The following is an announcement from the Association of Professional Genealogists:
Learn to Be a (Better) Professional Genealogist
At a One-Day Conference in Boston Aug. 30;
Early Membership Registration Closes Dec. 31
Don’t miss the boat. Get on board now for the only one-day conference where family history enthusiasts learn how to become professional genealogists or grow already existing businesses.
The "ship" will sail from the historic port of Boston on Aug. 30, 2006 for the Professional Management Conference (PMC) of the Association of Professional Genealogists (APG). "These annual gatherings that are open to the public have become very popular," says PMC coordinator Donna M. Moughty of Darien, Connecticut. She advises APG members to secure passage by the early member registration deadline on Dec. 31, 2005. The conference will actually be held on land, as usual, but for Boston, the birthplace of American Genealogy, it carries a ship theme.
"There will be something new for everyone from professional genealogists to those just thinking of getting into the field—with general and specialized tracks of lectures," Moughty says. Attendees will learn the business of genealogy, how to improve existing businesses, and about some of the hottest scholarly topics in the field, including DNA and kinship theory.
The conference will be anchored at the Hynes Convention Center, which will host the Federation of Genealogical Societies (FGS) conference from Aug. 30 through Sept. 2, 2006. The PMC, actually a conference within a conference, will "board" passengers as early as 7 a.m. for a continental breakfast and "sail" at 7:45 a.m.
Morning topics and crew members on the main deck will be: "Stolen Ancestors: How to Identify, Reclaim, and Protect" (James Jeffrey of the Denver Public Library), "Kinship Theory for Genealogists" (Carolyn Earle Billingsly, PhD, a specialist in southern history), and "Print on Demand—A Publishing Option for Genealogists" (Birdie Monk Holsclaw, a Certified Genealogist and national lecturer, and Jake Gehring, a popular technology writer and lecturer from the LDS Church).
After lunch and drawings for door prizes, two simultaneous sessions will be held. On port side will be: "It’s a Small Biz: Genealogy Is Just the Product You Sell" (Beverly Rice, a Certified Genealogical Records Specialist and business owner), "Pricing Your Services" (Kory L. Meyerink, Accredited Genealogist and author from Salt Lake City), and "The Part-Time Genealogist: A Jekyll and Hyde Existence" (Ann Mohr Osisek, a Florida genealogy instructor with a day job).
On starboard side, the sessions are: "DNA for the Professional Genealogist" (Thomas Shawker, MD, nationally known author and lecturer), "The Role of the 21st Century Genealogist in International Probate Research" (Eileen M. O’Duill, Certified Genealogical Records Specialist and Certified Genealogical Lecturer based in Dublin, Ireland), and "Speaking!" (George G. Morgan, lecturer, author, and owner of a continuing education company). The "ship is scheduled to return to port about 5 p.m.," says Moughty.

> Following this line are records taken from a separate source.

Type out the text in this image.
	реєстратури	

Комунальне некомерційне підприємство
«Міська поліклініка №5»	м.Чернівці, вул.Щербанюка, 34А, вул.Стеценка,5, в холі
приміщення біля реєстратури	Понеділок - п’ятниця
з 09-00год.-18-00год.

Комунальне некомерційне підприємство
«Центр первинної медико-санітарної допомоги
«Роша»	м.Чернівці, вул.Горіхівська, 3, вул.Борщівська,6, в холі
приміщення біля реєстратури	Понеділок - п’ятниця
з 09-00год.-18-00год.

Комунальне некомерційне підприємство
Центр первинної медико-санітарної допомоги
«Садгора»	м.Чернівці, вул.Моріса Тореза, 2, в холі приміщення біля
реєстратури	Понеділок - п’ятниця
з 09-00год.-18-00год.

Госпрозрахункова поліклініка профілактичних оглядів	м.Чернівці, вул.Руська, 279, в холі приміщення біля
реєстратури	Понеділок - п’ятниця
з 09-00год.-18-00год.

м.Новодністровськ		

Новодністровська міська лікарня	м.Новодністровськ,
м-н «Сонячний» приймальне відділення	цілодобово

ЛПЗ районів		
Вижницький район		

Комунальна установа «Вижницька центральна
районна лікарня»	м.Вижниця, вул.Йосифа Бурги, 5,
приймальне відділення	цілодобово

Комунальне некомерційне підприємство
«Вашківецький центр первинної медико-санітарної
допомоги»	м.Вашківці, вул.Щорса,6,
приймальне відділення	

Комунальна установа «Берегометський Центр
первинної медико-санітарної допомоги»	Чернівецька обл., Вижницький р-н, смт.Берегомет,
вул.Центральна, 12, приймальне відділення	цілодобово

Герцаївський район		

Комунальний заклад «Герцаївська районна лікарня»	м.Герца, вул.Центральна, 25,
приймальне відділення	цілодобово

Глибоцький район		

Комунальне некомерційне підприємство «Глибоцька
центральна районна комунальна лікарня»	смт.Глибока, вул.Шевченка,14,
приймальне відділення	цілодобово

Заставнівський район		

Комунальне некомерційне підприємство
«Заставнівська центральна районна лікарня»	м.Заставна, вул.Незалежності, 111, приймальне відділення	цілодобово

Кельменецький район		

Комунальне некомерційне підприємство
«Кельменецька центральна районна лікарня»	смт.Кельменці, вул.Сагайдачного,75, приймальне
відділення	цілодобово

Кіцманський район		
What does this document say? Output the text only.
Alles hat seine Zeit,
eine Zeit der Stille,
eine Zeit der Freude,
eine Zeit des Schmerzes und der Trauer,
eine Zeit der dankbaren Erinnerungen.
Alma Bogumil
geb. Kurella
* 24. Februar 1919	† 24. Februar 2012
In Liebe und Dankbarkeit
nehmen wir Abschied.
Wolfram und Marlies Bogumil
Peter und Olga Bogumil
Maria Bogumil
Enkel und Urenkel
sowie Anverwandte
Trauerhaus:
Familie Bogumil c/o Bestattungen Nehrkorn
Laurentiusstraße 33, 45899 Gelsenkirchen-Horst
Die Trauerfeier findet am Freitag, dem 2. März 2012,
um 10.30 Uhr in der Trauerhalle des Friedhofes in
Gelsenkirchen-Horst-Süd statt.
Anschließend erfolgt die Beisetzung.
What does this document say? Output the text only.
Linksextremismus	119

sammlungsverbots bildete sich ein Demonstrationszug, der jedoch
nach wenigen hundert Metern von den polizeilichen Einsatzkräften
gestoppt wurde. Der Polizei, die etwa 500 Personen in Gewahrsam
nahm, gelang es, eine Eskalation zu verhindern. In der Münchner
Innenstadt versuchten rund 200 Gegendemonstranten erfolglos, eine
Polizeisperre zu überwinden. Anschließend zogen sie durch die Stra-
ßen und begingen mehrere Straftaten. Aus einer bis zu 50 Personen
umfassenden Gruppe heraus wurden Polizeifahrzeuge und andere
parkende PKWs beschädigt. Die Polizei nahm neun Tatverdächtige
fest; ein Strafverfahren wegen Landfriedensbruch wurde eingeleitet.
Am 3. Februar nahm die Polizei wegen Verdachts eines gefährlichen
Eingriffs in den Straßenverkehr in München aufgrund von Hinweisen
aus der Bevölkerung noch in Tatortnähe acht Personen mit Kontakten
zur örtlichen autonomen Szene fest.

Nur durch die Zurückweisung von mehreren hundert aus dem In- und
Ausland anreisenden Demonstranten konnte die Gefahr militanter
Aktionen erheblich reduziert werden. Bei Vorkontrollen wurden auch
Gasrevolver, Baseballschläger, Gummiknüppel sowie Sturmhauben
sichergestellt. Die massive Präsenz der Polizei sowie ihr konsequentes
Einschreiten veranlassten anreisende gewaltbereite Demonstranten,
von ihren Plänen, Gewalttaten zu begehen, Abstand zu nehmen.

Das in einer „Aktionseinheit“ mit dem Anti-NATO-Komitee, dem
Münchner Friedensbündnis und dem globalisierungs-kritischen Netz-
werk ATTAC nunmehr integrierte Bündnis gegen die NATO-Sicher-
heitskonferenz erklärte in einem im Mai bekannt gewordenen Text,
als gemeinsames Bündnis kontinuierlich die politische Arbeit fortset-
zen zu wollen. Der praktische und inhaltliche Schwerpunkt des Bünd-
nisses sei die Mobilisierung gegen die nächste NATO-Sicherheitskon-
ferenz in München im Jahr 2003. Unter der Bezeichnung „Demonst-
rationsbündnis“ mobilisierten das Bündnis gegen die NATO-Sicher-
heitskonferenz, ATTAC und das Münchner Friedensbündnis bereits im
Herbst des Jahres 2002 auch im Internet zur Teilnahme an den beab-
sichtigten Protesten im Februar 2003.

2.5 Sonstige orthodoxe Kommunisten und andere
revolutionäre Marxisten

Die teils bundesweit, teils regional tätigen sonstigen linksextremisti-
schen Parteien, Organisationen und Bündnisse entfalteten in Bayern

Anyone may attend the PMC by registering for at least Wednesday of the FGS conference and the PMC itself. PMC registration is limited and is $150 for non-members of APG. APG member registration fees are: $100 by Dec. 31, 2005 (early registration); $110 by July 1, 2006; and $150 thereafter (late registration).The professional conference fee includes its own syllabus, continental breakfast, networking luncheon, and many door prizes. Further program information is at the APG Web site, www.apgen.org, and registration is at the FGS site, www.fgs.org.
APG, based in Westminster, Colorado, near Denver, is the leading worldwide professional organization of genealogists and related professionals devoted to supporting high standards in the field. It has some 1,600 members worldwide in North America, the United Kingdom, Ireland, and all other populated continents.